Отныне бросается в глаза зловещая роль Спинозы в разложении иудейской
интеллигенции, даже если для ее представителей, как и для самого Спинозы,
христианство — не более чем предпоследняя истина, даже если поклонение Богу в духе и
истине призвано преодолеть христианство. В наше время признание Евангелий в качестве
неизбежного этапа на пути к истине значит даже больше, чем само исповедание веры.
Иудаизм как предвосхищение Иисуса: тем самым спинозизм довершил, оформив ее в
иррелигиозный иудаизм, ту тенденцию, которой религиозный иудаизм противостоял в
течение семнадцати столетий. Скольким еврейским интеллектуалам, отошедшим от всех
религиозных верований, образ Иисуса представлялся свершением учения пророков, даже
если в их сознании за этой фигурой и этими учениями следуют герои Французской
революции или марксизм. Для Леона Брюнсвика, чью память мы чтим, для Ян-келевича,
которым мы восхищаемся, гораздо привычнее цитировать Новый Завет, чем Ветхий; и
часто Ветхий Завет понимается через призму Нового.
По-видимому, какая-либо опасность прозелитизма отсутствует в обществе, где религии
утратили свое всепроникающее влияние и составляют принадлежность частной сферы,
вроде эстетических предпочтений или кулинарных вкусов. Хотя христианство в Европе —
это религия сильных, смирение, выдающее хороший тон; и хотя прошли те времена,
когда, по выражению Райнаха (Reinach), обращение давало единственную привилегию —
быть плохо принятым в салонах. Благодаря рационализму, которому покровительствует
Спиноза, христианство торжествует тайно. Обращения без скандала отступничества!

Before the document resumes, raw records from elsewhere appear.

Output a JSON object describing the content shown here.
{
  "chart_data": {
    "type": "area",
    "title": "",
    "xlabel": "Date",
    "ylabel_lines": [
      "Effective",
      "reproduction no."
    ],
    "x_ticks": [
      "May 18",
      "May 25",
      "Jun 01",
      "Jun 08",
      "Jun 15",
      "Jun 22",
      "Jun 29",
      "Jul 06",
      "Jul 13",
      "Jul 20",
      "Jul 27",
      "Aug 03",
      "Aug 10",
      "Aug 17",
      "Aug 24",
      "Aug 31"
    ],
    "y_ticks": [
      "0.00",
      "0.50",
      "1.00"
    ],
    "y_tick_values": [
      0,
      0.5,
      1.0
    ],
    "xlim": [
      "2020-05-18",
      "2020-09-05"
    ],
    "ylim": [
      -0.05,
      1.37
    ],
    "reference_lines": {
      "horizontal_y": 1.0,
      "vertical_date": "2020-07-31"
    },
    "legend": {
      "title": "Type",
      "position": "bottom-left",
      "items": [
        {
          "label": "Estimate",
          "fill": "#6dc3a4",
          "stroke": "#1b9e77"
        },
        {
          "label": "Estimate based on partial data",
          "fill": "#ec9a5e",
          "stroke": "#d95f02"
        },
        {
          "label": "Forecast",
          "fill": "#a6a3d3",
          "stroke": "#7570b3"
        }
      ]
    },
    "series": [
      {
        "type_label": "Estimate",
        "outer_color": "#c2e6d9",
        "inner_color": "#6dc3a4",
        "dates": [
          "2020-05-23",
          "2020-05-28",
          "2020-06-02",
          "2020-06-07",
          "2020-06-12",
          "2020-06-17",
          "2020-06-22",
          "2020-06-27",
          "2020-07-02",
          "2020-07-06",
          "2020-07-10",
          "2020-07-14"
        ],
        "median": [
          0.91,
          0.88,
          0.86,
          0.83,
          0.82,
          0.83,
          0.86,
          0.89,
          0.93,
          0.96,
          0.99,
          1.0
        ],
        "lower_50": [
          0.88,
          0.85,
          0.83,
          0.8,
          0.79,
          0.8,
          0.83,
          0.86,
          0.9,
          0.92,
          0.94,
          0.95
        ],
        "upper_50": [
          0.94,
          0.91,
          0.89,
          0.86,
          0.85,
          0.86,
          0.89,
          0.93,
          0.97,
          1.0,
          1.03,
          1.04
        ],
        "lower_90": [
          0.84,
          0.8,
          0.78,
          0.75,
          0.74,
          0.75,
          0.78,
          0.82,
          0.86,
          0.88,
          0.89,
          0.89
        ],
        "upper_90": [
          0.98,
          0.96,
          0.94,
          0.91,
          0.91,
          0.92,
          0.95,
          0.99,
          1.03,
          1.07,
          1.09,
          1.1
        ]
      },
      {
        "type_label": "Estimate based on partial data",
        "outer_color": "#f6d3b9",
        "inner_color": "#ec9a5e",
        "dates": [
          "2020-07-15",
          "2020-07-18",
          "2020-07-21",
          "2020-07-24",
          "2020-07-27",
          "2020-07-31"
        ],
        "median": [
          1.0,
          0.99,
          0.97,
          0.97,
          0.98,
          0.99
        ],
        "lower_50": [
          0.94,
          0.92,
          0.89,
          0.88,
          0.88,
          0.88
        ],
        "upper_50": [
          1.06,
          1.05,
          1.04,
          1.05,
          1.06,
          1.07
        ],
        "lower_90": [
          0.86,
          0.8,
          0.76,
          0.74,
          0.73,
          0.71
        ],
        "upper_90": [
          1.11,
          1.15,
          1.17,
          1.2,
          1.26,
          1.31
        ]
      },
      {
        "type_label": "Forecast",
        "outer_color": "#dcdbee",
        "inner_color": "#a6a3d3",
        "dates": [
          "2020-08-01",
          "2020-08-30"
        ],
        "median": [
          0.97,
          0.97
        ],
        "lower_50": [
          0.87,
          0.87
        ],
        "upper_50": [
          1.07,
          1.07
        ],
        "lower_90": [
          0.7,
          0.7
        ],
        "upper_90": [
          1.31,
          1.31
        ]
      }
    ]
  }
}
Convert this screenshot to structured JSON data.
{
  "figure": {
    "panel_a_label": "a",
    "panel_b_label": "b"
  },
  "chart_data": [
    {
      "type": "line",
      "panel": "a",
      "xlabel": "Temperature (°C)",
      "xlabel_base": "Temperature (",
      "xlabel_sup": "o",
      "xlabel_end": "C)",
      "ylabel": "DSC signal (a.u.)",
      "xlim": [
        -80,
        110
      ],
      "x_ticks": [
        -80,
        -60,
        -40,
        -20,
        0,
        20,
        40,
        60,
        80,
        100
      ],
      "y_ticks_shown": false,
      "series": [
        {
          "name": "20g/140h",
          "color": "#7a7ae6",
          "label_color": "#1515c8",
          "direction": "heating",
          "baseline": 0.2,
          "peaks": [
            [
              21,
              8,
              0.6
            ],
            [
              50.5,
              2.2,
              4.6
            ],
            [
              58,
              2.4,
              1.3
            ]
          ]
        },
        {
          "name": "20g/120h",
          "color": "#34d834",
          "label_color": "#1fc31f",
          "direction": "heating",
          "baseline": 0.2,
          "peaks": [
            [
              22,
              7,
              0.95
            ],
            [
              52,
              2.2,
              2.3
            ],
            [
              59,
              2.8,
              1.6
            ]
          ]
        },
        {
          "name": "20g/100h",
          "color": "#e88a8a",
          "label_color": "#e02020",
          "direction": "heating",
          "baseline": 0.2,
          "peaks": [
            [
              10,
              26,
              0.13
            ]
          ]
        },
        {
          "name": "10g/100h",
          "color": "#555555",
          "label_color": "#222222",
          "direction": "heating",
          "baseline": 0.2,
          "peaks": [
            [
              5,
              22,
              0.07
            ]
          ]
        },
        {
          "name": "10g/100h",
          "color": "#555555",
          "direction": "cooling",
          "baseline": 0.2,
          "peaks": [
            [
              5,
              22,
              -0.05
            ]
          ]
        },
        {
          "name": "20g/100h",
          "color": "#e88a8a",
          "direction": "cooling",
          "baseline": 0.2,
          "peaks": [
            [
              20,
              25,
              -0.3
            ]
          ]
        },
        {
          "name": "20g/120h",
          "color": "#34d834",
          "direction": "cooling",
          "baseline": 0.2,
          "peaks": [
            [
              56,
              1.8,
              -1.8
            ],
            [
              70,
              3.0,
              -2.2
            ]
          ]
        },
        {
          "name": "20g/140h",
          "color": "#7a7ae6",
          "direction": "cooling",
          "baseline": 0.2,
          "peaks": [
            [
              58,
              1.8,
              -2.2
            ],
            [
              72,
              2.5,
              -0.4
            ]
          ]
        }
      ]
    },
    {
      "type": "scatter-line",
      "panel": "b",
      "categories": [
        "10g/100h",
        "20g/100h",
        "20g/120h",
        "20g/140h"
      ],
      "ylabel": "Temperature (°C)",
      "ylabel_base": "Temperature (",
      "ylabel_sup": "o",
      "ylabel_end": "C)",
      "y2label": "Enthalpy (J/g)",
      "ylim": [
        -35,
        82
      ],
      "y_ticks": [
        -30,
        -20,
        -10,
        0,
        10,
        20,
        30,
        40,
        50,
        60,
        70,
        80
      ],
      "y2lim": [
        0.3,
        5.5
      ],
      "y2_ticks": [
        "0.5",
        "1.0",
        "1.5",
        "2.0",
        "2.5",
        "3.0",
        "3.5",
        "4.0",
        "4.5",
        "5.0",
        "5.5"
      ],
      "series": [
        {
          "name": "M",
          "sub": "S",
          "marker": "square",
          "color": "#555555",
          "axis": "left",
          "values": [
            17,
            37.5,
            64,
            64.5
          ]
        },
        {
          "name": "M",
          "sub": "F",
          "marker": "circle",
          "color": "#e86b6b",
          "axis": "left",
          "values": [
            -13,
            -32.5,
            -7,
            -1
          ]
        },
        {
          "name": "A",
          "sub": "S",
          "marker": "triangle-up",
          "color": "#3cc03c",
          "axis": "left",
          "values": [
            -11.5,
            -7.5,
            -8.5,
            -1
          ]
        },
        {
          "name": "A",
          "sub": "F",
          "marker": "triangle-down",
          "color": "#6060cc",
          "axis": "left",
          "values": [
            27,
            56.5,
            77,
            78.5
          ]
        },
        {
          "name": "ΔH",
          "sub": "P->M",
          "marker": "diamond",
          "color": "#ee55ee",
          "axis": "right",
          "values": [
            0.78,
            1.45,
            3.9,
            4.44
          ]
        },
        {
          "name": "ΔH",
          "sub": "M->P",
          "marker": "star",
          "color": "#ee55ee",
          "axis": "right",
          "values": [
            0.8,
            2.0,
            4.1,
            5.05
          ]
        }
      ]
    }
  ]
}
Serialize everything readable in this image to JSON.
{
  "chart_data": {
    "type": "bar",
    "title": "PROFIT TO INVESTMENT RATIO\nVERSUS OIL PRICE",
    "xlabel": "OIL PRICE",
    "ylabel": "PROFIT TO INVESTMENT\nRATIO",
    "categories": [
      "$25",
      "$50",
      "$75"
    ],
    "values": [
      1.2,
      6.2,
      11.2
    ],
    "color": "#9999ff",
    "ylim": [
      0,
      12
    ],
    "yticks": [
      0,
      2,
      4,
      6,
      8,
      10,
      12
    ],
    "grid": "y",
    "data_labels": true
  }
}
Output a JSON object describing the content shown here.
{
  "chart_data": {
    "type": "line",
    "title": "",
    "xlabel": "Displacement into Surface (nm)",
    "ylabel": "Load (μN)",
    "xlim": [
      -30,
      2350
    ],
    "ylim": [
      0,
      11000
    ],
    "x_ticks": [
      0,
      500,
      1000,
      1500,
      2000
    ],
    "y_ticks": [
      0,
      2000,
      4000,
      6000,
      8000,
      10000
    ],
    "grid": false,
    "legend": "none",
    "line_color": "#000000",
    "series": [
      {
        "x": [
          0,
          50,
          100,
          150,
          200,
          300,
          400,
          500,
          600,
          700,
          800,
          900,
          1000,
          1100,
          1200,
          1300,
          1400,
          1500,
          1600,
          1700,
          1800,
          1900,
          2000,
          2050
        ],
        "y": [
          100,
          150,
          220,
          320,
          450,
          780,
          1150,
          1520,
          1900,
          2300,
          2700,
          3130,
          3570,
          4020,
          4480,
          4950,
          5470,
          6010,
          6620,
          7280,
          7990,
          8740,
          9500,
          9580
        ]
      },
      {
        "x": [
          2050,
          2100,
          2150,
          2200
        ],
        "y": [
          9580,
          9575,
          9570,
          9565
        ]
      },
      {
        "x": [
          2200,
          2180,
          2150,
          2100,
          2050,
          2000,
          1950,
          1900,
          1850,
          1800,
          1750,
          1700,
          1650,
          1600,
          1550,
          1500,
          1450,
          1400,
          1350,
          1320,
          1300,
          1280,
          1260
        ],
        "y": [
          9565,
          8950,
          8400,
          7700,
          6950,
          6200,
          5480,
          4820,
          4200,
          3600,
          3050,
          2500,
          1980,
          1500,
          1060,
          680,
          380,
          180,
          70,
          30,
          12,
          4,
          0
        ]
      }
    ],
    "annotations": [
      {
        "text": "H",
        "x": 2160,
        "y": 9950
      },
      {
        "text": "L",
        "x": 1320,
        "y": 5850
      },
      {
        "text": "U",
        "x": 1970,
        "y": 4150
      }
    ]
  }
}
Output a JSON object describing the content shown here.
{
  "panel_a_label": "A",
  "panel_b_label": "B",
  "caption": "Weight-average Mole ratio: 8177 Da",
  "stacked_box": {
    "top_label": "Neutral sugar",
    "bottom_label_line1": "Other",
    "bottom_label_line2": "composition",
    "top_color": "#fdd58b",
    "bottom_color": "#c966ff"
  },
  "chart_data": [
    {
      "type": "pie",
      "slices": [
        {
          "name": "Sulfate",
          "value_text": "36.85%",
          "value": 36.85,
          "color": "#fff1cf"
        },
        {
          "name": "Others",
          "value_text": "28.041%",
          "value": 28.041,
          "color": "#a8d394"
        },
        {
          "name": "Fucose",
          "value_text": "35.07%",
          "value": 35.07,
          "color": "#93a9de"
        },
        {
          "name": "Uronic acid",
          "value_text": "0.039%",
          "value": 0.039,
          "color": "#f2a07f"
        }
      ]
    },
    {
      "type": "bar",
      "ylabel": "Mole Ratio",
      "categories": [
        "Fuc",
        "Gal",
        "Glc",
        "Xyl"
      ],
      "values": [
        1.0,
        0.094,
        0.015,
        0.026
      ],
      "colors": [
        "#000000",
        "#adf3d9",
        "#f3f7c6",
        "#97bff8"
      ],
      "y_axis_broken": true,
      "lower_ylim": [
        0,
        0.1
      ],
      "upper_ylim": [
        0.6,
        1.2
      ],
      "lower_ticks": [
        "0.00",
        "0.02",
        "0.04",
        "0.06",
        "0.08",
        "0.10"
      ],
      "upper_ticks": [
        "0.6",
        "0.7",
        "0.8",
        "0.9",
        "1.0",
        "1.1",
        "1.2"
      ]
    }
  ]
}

Люди часто замечательные и любимые, вроде тех, которых Гедеон не захотел взять с
собой в сражение
3
*, проникаются верой в те достоверности, которые они сами же
бессознательно разоблачают. Те мыслители, которые вскоре после Освобождения
представляли себе Запад без христианства (вроде Сальвадора во Франции), остались без
учеников. Недавний труд Франца Розенцвейга, который воздает христианству должное,
указав для него иную судьбу, нежели до конца пройденная иудаизмом, — этот труд
остается неизвестным. Сокровенное мышление еврейских интеллектуалов Запада
погружено в христианскую атмосферу. Так что же, нужно было потерять религиозное
чувство в мире, чтобы евреи наконец обрели чувствительность к торжеству Галилеянина?
Ведают ли они, что наши великие книги, все более пренебрегаемые, являют Синагогу,
которая вовсе не ощущает повязки на своих глазах? Что, может быть, Спиноза в своих
иудейских штудиях просто не имел достойных учителей? Увы! Гебраистика в наше время
— наука столь же редкая, сколь и в высшей степени случайная и сомнительная.
416
Израиль не определяется противостоянием христианству, как не определяется
антибуддизмом, антимусульманством или антибрахманизмом. Скорее он состоит в
стремлении к взаимопониманию со всеми людьми, приверженными морали. В первую
очередь он стремится к взаимопониманию с христианами и мусульманами — нашими
соседями, нашими попутчиками в цивилизации. Но основанием этой цивилизации служит
Разум, который явили миру греческие философы. Мы глубоко убеждены, что учение
Моисея, продолженное и истолкованное равви-низмом, ведет к нему Израиль
самостоятельным и еще более славным путем; мы глубоко убеждены, что христианство
вдохновляется иным духом; следовательно, мы глубоко убеждены, что у нас больше
шансов найти беспримесный рационализм у Платона и Аристотеля, чем у Спинозы. Все
эти внутренние убеждения мы могли бы оставить при себе, если бы в течение двух тысяч
лет христианские теологи не выдавали себя за тех, кто осуществил, усовершенствовал,
довершил иудаизм, — словно те кантианцы, которые усовершают Канта, или платоники,
улучшающие Платона. Работники одиннадцатого часа!